L'humanisme dans sa redécouverte des savoirs antiques contribue également au renouvellement des savoirs. Les érudits du XVe siècle s’efforcent de retrouver l’authenticité de la pensée des Anciens, pour cela ils traduisent et éditent tous les textes antiques retrouvés. L'étude de la culture antique (textes et œuvres d'art) a pour but de développer toutes les capacités de l'homme, physiques comme intellectuelles. L'humanisme, qui se développe d'abord en Italie, peut désigner un idéal de vie mettant l'homme au centre des préoccupations.

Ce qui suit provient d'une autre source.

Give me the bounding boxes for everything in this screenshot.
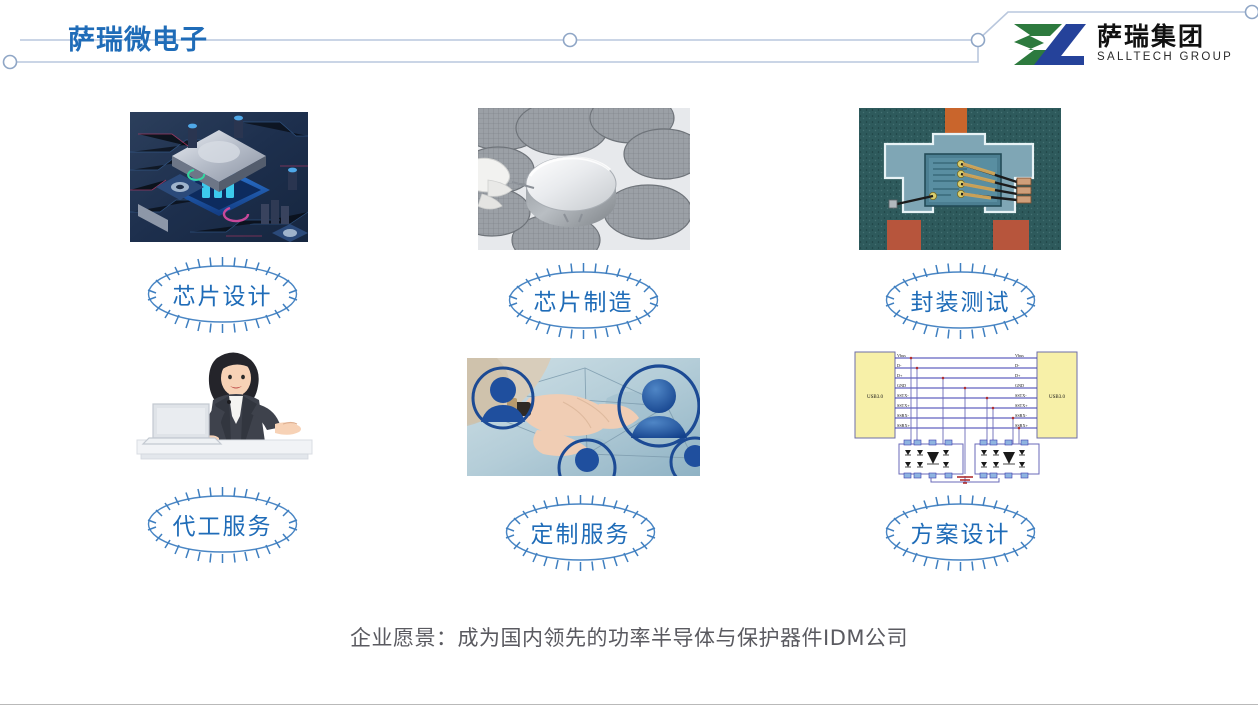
schematic-drawing: USB3.0 USB3.0 VbusD- D+GND S xyxy=(847,344,1085,486)
svg-text:USB3.0: USB3.0 xyxy=(867,395,883,400)
footer-divider xyxy=(0,704,1258,705)
svg-text:GND: GND xyxy=(1015,383,1024,388)
svg-text:USB3.0: USB3.0 xyxy=(1049,395,1065,400)
usb3-esd-protection-schematic: USB3.0 USB3.0 VbusD- D+GND S xyxy=(847,344,1085,486)
svg-text:SSRX+: SSRX+ xyxy=(1015,423,1028,428)
svg-text:SSRX+: SSRX+ xyxy=(897,423,910,428)
card-label-text: 方案设计 xyxy=(863,492,1058,572)
svg-text:SSTX-: SSTX- xyxy=(897,393,909,398)
label-foundry-service: 代工服务 xyxy=(125,484,320,564)
silicon-wafers-photo xyxy=(478,108,690,250)
touch-network-people-photo xyxy=(467,358,700,476)
vision-statement: 企业愿景：成为国内领先的功率半导体与保护器件IDM公司 xyxy=(0,622,1258,652)
deco-node-left xyxy=(4,56,17,69)
deco-node-mid xyxy=(564,34,577,47)
wire-bonded-die-microscope-photo xyxy=(859,108,1061,250)
label-solution-design: 方案设计 xyxy=(863,492,1058,572)
deco-node-junction xyxy=(972,34,985,47)
svg-text:GND: GND xyxy=(897,383,906,388)
card-foundry-service[interactable]: 代工服务 xyxy=(125,344,325,574)
logo-company-name-en: SALLTECH GROUP xyxy=(1097,51,1233,64)
label-chip-design: 芯片设计 xyxy=(125,254,320,334)
isometric-circuit-board-chip-photo xyxy=(130,112,308,242)
svg-text:SSTX+: SSTX+ xyxy=(897,403,910,408)
card-chip-design[interactable]: 芯片设计 xyxy=(130,112,310,338)
svg-text:D+: D+ xyxy=(897,373,903,378)
label-chip-manufacturing: 芯片制造 xyxy=(486,260,681,340)
card-solution-design[interactable]: USB3.0 USB3.0 VbusD- D+GND S xyxy=(845,344,1085,574)
svg-text:D-: D- xyxy=(897,363,902,368)
card-label-text: 封装测试 xyxy=(863,260,1058,340)
svg-text:Vbus: Vbus xyxy=(1015,353,1024,358)
label-package-test: 封装测试 xyxy=(863,260,1058,340)
company-logo: 萨瑞集团 SALLTECH GROUP xyxy=(1010,18,1250,70)
card-label-text: 定制服务 xyxy=(483,492,678,572)
card-package-test[interactable]: 封装测试 xyxy=(855,108,1070,338)
card-label-text: 代工服务 xyxy=(125,484,320,564)
slide-header: 萨瑞微电子 萨瑞集团 SALLTECH GROUP xyxy=(0,0,1258,96)
svg-text:Vbus: Vbus xyxy=(897,353,906,358)
svg-text:SSRX-: SSRX- xyxy=(897,413,909,418)
salltech-logo-mark-icon xyxy=(1010,22,1088,67)
businesswoman-laptop-illustration xyxy=(125,344,323,462)
svg-text:D-: D- xyxy=(1015,363,1020,368)
page-title: 萨瑞微电子 xyxy=(68,18,208,57)
card-custom-service[interactable]: 定制服务 xyxy=(465,344,700,574)
capability-grid: 芯片设计 xyxy=(0,96,1258,596)
svg-text:SSTX-: SSTX- xyxy=(1015,393,1027,398)
card-label-text: 芯片制造 xyxy=(486,260,681,340)
svg-text:SSRX-: SSRX- xyxy=(1015,413,1027,418)
deco-node-right xyxy=(1246,6,1258,19)
card-chip-manufacturing[interactable]: 芯片制造 xyxy=(468,108,698,338)
label-custom-service: 定制服务 xyxy=(483,492,678,572)
card-label-text: 芯片设计 xyxy=(125,254,320,334)
svg-text:D+: D+ xyxy=(1015,373,1021,378)
logo-company-name-cn: 萨瑞集团 xyxy=(1097,24,1233,50)
svg-text:SSTX+: SSTX+ xyxy=(1015,403,1028,408)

Dans cette démarche, il heurte la conception chrétienne de la place et du rôle de l'homme dans la création.
Le savoir est à la base d'une sorte de « République des lettres » qui constitue l'embryon d'une « opinion lettrée » dont les membres les plus connus sont Erasme (vers 1469-1536) qui est hostile à tout fanatisme et poursuit un idéal de paix et de tolérance; Pic de la Mirandole (1463-1494) juriste, philosophe, linguiste, il incarne l'idéal de l' « homme universel » de la Renaissance; Rabelais (vers 1483-1553) qui exprime une totale confiance en l'homme.
L'humanisme en valorisant les modèles antiques, il permet l'expression de nouvelles formes de représentation des hommes. Si les sujets des œuvres d'art restent encore d'inspiration biblique, les attitudes sont plus proches de l'antiquité notamment par le recours au nu. David est un sujet traité par de nombreux artistes, Donatello, Verrocchio, Michel-Ange, ... mais de plus en plus à la mode antique et pour valoriser des valeurs modernes. Le David de Michel-Ange incarne la valeur civique des Florentins (courage et détermination). Il est un témoignage de la croyance en la grandeur de l'homme et en sa dignité.
L'Antiquité fournit de nombreux thèmes liés à la mythologie. En 1485, Sandro Botticelli peint le premier nu « païen » de la Renaissance, La naissance de Vénus. Oeuvre inspirée par la mythologie mais dans laquelle on peut voir une formulation de l'Absolu mélant le bien et le beau et une présentation du baptème. Cet idéal de beauté, qui a une forte charge érotique, pose problème en raison des mentalités qui n'étaient pas prêtes à accepter ce type de représentation. Vénus est voilée par ses cheveux et les nus du Jugement dernier de Michel-Ange dans la chapelle sixtine à Rome seront pudiquement recouverts de voiles.

 

La Renaissance fut donc une période de renouvellement des savoirs. Savoirs fondés de plus en plus sur l'expérience et l'innovation (technique, artistique, économique, ...) et de moins en moins sur une vérité révélée par la Bible et les écritures saintes. L'homme moderne prend alors des distances avec l'Eglise qui connaît à partir de 1517 un profond mouvement de réformation qui aboutit au XVI è siècle au schisme de la chrétienté occidentale entre catholicisme et protestantisme.